Menurut pengamatan penulis, atas kegelisahan hati kita ketika melihat beragam problem itu, kita sadarkan diri kita dulu. Saya meminjam kata dari seorang aktivis dan Ketua Departemen Perempuan Gereja GIDI, Ibu Deli: kita harus mengolah perasaan, kemarahan, dan kegelisahan itu. Perasaan itu diolah menjadi sebuah proses dalam tindakan nyata. Perasaan itu diolah menjadi struktur baru tempat merampiaskan hati dan perasaan dalam tindakan praktis dari tempat masing-masing. Saya menyadari pernyataan ini sangat tegas dan keras, menyentuh kita dalam ketidaksadaran kita, memilih yang aman dan tidak mau menerima risiko dan menolak. Kebanyakan kita sangat jengkel atas beragam realitas ini, kemudian mengeluarkan kata-kata yang tidak senonoh. Saya melihat dalam perkumpulan mahasiswa, baik mahasiswa umum maupun teologi, ekspresi perasaan itu hanya melemparkan ke atas, tidak pernah ditunjukkan ke bawah atau ke dalam diri sendiri. Suatu perbuatan kita dalam keadaan ketidaksadaran akan konsekuensi yang sangat berbahaya. Tampak publik dan menjadi seorang tersohor; standar terbentuk, baik karakternya. Mengenal diri, siapakah aku ini? Dan mengenal setiap perbuatan. Integritas itu keluar dari perpaduan karakter yang baik, mengenal diri, dan mengenal setiap perbuatan. Maksud penulis menyadari ketidaksadaran kita untuk introspeksi diri membuat situs-situs kekerasan dan perampasan itu  terus memburuk, terus memanas. Pemahaman tentang gerakan atau usaha kegiatan yang tidak mendukung pemerintah atau separatisme memperdayakan kemandirian. Terlepas dari pengaruh dua dimensi usaha atau kegiatan itu, sifat kemerdekaan itu timbul dari bawah melalui pemperdayaan masyarakat. Kemerdekaan dari sudut pandang umum dipahami sebagai kemandirian dalam berbagai aspek. Baik aspek ekonomi, pendidikan, politik serta dari segi-segi lainnya. Secara sudut pandang khusus, kemerdekaan adalah terlepas dari pengaruh dan kuasa penjajah menuju penentuan nasip sendiri. Perjuangan secara khusus ada yang sedang berjuang. Dari Perspektif yang umum kita berjuang dari tempat, spesial, status sosial yang masing-masing dengan cara dan gaya yang masing pula. 

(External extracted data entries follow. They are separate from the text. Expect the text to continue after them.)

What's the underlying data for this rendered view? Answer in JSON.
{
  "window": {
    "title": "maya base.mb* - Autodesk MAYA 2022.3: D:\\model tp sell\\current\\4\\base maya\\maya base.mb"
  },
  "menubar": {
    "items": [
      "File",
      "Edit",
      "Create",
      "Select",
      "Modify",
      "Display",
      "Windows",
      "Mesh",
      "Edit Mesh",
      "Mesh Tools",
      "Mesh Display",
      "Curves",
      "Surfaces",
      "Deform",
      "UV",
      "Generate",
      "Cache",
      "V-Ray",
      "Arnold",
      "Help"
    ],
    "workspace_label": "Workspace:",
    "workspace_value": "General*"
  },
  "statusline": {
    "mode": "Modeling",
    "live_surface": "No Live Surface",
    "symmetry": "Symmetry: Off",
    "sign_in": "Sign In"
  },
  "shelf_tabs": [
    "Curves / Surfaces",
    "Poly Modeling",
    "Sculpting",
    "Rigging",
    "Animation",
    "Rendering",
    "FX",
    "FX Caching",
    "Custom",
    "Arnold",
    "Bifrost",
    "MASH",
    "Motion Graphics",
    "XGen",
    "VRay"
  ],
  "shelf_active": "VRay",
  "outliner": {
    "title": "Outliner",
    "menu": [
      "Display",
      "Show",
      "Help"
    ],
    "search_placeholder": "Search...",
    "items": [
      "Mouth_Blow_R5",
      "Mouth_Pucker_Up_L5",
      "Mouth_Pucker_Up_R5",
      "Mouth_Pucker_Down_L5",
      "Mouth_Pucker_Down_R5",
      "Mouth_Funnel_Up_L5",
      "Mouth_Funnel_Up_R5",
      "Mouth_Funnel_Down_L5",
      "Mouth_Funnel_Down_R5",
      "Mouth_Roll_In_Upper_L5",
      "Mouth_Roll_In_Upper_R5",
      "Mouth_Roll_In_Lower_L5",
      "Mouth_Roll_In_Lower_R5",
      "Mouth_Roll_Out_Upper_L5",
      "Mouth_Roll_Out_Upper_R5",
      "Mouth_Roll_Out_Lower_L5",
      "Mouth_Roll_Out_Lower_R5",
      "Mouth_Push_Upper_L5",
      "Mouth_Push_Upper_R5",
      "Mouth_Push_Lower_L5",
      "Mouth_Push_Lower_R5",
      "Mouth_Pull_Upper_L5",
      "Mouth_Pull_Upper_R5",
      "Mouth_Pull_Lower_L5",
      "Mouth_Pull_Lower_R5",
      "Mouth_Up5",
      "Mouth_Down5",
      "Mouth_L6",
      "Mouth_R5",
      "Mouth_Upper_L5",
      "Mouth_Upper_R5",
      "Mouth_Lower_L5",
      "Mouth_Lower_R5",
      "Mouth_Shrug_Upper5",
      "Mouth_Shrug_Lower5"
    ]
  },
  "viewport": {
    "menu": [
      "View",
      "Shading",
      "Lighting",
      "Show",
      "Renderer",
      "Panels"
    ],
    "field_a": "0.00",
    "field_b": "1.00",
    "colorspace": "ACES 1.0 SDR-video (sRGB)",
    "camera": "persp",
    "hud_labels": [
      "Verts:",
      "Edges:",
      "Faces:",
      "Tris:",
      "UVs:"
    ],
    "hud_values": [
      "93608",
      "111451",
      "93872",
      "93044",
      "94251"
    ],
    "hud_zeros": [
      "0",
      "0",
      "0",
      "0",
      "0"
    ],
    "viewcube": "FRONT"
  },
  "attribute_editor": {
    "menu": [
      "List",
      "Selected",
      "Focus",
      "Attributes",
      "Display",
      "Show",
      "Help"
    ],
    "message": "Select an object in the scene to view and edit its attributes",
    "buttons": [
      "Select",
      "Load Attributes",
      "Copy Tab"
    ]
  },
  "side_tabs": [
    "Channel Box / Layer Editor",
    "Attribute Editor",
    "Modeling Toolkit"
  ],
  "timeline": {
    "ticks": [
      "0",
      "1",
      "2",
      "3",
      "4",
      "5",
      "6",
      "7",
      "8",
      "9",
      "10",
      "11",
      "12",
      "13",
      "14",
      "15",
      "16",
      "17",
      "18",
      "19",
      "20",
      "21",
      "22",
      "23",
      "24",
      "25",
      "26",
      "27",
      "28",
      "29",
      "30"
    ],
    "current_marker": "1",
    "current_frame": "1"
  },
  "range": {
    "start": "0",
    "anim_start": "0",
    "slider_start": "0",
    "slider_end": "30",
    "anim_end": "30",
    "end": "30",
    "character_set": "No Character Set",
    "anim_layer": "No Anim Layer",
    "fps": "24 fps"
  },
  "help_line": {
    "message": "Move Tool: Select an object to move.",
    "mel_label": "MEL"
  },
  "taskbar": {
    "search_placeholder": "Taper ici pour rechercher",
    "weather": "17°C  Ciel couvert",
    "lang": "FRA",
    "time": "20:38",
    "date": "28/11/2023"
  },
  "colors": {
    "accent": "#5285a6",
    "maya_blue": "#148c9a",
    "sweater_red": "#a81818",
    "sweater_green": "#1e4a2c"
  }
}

Demi kebaikan kita bersama, saya bersedia menerima kritik, saran dan berargumen anda untuk menumpang pikiran-pikiran yang baik, terkait peran kita dari tempat spesial kita masing-masing berpijakan dari pemahaman kemerdekaan yang sesungguhnya dari perspektif umum dan khusus.